Sergeant Toth's eyes harrowed in thought. "He makes it sound simple. But it's not that way at all. There are other reasons for war."

"Such as what?"

The sergeant opened his mouth to answer but his voice was drowned in the wave of sound from the scramble alert. The high-pitched hooting blared in every compartment of the spacer and had its instant' response. Men moved. Fast.

The ship's crew raced to their action stations; the men who had been asleep just an instant before were still blinking awake as they ran. They ran and stood, and before the alarm was through sounding the great spaceship was ready.

Not so the combatmen.
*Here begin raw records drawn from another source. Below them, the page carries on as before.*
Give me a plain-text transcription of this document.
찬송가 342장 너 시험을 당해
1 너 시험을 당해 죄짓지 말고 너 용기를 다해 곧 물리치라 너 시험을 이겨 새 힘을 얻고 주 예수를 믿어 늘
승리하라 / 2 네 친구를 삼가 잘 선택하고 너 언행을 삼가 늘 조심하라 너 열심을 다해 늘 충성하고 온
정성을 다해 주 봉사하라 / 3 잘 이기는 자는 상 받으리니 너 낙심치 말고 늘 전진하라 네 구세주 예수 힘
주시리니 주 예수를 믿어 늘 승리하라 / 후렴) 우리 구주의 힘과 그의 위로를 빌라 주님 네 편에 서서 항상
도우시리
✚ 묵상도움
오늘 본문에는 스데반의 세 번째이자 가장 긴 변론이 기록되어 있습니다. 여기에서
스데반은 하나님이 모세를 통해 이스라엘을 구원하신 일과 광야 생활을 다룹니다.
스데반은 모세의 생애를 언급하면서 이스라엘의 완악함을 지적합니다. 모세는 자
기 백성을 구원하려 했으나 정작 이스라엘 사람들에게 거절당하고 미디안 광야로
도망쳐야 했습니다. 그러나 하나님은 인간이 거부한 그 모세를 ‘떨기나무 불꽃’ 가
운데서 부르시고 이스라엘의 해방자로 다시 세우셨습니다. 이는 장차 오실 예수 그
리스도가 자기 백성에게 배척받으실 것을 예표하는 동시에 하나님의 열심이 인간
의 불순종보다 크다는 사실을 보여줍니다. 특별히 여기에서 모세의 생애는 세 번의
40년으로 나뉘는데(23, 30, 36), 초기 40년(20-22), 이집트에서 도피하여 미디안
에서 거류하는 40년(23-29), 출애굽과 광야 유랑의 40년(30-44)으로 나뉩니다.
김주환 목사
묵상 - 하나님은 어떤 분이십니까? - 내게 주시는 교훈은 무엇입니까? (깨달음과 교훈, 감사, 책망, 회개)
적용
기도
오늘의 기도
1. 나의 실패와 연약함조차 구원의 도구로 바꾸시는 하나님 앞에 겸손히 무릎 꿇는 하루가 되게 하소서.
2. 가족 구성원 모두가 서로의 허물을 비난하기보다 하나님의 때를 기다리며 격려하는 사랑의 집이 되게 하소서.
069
Until ordered and dispatched they were just cargo. They stood at the ready, a double row of silver-gray uniforms, down the center of the bar racks compartment. Sergeant Toth was at the wall, his headset plugged into a phone extension there and listening attentively; nodding at an unheard voice. Every man's eyes were upon him as he spoke agreement, disconnected, and turned slowly to face them. He savored the silent moment, then broke into the widest grin that any of them had ever seen on his normally expressionless face.